The Q2 2021 growth rate, it said, was higher by 12.80 per cent points compared to the rate recorded in the same quarter of 2020 and 5.95 per cent points higher than the first quarter of 2021.
During the quarter, the sector was driven mainly by growth in trade, information and communication (telecommunication), transportation (road transport), electricity, agriculture (crop production) and manufacturing (food, beverage & tobacco), reflecting the easing of movement, business and economic activity across the country relative to the same period a year earlier.
It said in real terms, the non-oil sector contributed 92.58 per cent to the nation’s GDP in the second quarter of 2021, higher from shares recorded in the second quarter of 2020 which was 91.07 per cent and the first quarter of 2021 recorded as 90.75 per cent.
Reacting to the latest NBS report, Yusuf said the economy grew 2.70 per cent year-to-date compared to -2.18 percent for the first half of 2020.
He said: “Nigeria’s Gross Domestic Product GDP grew by 5.01 per cent (year-on-year) in real terms in the second quarter of 2021, marking three consecutive quarters of growth following the negative growth rates recorded in the second and third quarters of 2020.
“The Q2 2021 figure was a comparison with the worst contraction the economy suffered in recent history, which was 6.3 per cent in Q2 2020. This was the period the economy was completely shut down because of the pandemic.

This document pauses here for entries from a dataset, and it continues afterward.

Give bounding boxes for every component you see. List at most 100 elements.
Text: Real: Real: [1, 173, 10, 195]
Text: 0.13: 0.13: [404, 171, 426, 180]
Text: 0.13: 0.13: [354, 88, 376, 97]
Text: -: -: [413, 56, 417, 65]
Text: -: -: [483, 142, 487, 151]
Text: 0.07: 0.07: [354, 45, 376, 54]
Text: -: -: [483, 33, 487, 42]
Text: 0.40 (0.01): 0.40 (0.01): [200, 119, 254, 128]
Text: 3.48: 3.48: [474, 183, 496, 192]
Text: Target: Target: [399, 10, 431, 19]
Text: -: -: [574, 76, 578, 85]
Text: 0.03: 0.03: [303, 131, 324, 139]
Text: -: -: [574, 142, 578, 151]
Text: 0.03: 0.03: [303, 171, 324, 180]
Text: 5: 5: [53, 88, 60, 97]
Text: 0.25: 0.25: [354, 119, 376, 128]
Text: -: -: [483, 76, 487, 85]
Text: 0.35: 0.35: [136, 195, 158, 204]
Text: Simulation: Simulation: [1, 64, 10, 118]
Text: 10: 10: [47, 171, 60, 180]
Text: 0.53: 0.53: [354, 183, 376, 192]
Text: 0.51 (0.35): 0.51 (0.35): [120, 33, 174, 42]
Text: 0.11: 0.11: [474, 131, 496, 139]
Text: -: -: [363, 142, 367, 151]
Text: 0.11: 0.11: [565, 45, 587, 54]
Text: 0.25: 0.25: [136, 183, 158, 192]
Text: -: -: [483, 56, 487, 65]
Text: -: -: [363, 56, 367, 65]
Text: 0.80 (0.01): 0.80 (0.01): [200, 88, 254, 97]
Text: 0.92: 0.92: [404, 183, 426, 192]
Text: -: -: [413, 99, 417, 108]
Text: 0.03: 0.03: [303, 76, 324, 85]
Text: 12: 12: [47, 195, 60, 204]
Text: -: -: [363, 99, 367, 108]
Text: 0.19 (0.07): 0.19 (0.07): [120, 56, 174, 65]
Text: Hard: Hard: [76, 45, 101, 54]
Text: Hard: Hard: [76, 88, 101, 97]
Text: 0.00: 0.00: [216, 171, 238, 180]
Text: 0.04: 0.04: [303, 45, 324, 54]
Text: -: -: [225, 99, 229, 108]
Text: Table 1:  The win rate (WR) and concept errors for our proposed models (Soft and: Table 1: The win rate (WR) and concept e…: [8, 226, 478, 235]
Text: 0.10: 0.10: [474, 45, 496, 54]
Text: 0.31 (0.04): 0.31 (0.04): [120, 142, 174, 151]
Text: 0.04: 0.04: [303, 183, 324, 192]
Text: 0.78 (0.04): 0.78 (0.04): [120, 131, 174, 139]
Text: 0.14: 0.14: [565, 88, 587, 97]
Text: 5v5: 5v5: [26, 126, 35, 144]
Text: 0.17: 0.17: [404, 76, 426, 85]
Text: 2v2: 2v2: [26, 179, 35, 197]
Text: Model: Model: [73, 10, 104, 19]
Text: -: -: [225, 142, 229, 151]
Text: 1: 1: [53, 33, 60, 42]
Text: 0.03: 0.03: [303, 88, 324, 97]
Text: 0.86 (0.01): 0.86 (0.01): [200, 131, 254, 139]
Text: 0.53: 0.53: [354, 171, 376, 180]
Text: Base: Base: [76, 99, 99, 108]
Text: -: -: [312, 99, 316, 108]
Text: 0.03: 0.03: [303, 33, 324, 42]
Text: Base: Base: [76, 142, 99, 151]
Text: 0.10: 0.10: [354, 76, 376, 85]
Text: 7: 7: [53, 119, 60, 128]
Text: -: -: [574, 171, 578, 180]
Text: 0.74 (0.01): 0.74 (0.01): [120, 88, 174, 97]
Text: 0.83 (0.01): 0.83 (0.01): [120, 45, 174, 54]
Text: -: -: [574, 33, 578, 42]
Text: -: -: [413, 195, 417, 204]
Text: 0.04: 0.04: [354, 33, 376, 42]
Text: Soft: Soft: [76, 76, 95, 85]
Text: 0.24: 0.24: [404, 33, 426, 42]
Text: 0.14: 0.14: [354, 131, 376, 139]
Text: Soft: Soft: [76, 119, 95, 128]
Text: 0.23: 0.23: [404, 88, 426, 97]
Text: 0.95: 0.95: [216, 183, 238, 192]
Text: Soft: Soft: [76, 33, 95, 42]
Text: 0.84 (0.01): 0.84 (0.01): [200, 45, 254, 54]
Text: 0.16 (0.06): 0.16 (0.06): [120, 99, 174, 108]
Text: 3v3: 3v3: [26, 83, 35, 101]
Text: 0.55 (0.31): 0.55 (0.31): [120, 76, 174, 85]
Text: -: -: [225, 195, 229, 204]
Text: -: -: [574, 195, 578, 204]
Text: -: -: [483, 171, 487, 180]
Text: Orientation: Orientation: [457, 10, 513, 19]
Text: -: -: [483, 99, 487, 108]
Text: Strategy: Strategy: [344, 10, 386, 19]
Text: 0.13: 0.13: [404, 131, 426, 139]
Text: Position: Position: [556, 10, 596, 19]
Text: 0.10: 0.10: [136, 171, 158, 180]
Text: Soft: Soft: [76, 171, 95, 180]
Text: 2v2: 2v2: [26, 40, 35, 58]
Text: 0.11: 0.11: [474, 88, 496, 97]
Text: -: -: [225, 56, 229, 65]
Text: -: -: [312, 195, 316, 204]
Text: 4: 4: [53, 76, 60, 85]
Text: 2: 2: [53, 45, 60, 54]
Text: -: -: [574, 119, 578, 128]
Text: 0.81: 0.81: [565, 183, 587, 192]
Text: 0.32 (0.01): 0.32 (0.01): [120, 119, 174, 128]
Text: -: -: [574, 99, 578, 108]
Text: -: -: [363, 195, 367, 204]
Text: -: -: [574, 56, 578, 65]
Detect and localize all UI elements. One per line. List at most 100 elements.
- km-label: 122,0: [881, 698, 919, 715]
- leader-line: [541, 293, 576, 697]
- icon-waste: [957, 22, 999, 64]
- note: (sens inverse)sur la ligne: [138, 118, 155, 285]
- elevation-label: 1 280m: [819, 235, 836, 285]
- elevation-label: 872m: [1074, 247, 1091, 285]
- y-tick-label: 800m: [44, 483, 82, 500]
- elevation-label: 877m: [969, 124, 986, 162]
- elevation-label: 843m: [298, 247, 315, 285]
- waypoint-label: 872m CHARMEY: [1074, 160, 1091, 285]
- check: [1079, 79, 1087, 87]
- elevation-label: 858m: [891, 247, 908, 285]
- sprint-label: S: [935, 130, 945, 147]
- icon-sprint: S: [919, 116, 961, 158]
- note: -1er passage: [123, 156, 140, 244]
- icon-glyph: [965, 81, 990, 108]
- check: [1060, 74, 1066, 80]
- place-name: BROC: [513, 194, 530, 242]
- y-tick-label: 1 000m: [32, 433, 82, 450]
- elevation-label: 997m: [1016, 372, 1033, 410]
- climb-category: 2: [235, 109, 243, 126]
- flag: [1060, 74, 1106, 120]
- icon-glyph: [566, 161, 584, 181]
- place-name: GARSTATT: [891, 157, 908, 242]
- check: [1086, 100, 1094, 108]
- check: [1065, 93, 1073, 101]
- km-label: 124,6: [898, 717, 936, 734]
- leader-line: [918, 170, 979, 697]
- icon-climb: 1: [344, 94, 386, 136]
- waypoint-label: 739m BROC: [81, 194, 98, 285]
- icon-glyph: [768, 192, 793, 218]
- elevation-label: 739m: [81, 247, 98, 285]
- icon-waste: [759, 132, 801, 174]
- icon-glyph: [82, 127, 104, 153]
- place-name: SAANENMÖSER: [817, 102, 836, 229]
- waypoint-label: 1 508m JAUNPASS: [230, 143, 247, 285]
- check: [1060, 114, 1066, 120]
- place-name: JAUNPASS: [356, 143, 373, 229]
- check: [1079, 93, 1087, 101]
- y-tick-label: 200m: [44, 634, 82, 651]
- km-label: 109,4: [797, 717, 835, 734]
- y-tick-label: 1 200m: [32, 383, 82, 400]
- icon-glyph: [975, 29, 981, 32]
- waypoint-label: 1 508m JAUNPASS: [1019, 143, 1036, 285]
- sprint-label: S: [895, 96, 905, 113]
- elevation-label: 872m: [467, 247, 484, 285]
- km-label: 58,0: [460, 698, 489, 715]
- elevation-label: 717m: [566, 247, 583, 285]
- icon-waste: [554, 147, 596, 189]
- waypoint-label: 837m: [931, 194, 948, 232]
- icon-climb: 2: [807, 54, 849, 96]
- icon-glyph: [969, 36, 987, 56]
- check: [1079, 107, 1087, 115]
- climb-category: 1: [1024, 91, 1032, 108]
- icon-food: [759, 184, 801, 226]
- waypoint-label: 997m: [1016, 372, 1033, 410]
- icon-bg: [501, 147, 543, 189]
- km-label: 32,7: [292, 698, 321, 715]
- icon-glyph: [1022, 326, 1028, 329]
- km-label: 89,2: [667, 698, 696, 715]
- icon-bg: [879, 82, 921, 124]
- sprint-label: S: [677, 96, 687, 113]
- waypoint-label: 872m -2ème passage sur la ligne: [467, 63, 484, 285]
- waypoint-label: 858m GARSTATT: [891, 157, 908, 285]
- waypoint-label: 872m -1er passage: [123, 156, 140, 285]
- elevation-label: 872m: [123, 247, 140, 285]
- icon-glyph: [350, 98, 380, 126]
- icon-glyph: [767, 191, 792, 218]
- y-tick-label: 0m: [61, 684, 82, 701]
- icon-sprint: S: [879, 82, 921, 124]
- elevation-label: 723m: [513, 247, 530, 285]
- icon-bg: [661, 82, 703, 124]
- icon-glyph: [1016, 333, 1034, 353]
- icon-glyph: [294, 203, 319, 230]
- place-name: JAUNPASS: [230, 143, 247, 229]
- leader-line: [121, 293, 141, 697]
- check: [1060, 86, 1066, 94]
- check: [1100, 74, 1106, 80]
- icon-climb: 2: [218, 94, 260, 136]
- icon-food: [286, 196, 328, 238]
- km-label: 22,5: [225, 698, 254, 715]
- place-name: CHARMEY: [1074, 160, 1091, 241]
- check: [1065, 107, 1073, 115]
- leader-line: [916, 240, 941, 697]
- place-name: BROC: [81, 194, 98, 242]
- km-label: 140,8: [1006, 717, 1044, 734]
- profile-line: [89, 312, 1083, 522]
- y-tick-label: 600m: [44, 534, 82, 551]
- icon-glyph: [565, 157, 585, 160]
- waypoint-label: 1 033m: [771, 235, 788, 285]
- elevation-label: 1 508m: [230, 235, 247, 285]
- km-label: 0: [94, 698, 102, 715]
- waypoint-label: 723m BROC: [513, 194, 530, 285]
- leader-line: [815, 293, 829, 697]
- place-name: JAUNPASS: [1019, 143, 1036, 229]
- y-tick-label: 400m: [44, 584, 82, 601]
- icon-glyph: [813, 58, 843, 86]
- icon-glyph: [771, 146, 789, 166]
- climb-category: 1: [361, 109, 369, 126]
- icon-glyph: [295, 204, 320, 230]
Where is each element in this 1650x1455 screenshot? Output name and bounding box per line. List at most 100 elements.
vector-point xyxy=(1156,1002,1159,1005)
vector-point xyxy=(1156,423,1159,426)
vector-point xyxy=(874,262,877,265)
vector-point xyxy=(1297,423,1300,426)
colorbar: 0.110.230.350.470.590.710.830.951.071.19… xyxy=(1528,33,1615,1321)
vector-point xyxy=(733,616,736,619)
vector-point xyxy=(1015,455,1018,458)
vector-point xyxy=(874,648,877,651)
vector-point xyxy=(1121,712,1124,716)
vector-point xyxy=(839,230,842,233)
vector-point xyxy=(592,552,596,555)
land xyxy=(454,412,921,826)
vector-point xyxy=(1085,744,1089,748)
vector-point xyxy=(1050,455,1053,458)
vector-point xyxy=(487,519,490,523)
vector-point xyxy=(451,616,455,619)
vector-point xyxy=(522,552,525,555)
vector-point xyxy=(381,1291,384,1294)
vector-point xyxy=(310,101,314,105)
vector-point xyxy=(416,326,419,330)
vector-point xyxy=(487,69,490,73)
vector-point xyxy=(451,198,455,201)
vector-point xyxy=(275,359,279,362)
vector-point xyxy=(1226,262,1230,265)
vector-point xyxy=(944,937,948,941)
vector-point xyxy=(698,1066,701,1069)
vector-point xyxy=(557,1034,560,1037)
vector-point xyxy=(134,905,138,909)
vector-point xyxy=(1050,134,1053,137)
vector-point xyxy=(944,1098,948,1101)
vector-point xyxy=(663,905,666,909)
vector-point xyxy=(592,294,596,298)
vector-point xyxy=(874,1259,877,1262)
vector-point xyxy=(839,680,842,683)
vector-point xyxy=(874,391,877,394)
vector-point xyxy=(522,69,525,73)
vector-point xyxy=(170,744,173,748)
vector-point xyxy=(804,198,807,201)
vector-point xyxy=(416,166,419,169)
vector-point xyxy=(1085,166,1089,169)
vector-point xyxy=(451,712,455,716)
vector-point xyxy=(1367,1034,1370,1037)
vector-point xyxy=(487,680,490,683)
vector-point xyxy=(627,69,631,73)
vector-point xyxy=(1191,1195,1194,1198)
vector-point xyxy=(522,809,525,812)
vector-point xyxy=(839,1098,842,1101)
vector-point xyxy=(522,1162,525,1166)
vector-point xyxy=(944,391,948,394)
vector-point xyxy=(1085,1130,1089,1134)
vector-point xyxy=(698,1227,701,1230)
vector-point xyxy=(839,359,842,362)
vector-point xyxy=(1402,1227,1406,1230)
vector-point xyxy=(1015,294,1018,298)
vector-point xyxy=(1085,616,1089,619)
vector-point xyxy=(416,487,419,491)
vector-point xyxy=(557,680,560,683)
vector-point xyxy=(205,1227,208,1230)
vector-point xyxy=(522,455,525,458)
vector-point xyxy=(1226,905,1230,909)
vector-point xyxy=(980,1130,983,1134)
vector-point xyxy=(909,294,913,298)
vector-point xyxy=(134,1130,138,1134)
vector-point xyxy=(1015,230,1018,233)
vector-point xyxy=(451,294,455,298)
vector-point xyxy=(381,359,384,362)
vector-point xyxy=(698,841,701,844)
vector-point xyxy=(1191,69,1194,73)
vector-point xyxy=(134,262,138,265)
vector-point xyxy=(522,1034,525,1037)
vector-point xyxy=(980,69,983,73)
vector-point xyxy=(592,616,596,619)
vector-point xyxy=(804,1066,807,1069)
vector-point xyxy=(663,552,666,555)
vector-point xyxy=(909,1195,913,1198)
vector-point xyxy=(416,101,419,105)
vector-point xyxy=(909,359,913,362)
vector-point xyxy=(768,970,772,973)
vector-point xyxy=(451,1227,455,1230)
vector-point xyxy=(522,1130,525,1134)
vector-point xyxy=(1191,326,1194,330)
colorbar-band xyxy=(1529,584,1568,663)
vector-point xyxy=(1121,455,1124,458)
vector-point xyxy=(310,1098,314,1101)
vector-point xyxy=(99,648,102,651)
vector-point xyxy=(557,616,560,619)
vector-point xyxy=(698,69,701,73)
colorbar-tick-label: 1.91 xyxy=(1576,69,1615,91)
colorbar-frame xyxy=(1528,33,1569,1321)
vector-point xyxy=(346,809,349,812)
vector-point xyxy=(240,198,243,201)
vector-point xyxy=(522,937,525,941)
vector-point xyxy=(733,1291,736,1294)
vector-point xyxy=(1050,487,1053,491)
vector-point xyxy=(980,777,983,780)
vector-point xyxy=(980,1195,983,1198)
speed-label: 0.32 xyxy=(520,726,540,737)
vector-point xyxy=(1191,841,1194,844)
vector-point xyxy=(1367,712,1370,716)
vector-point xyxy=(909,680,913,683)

Economic activities were completely crippled; movement was restricted, supply chains collapsed etc. ”The 5.01 per cent GDP growth is largely an indication of the restoration of economic activities. The Nigerian economy is still essentially in a recovery phase. The major drivers of the growth numbers are not significant contributors to the GDP, except the trade sector.
“It is worthy of note that road transportation grew by 92 per cent; Rail g by 53 per cent; electricity, gas and steam and air conditioning, 78 per cent; coal mining, 34 per cent; trade, 22 per cent, water and waste management, 18 per cent; insurance, 15.7 per cent and strangely, other financial institutions contracted by 4.5 per cent. Telecommunications grew by six per cent; music and motion pictures, five per cent; health and social services five per cent; manufacturing, 3.5 per cent.”
The economist advised on the need to fix issues around regulatory environment, tax environment and the multitude of levies imposed on businesses by all levels of government; foreign exchange policies, ports environment, and other structural bottlenecks to productivity in the economy.
On the challenges, he said there are still worries about the macroeconomic challenges reflecting in spiralling inflation, weakening of the currency, forex market illiquidity, spiking debt profile, among others. He decried the security situation in the country stating that it remains a major source of risk inhibiting investments whether domestic or foreign.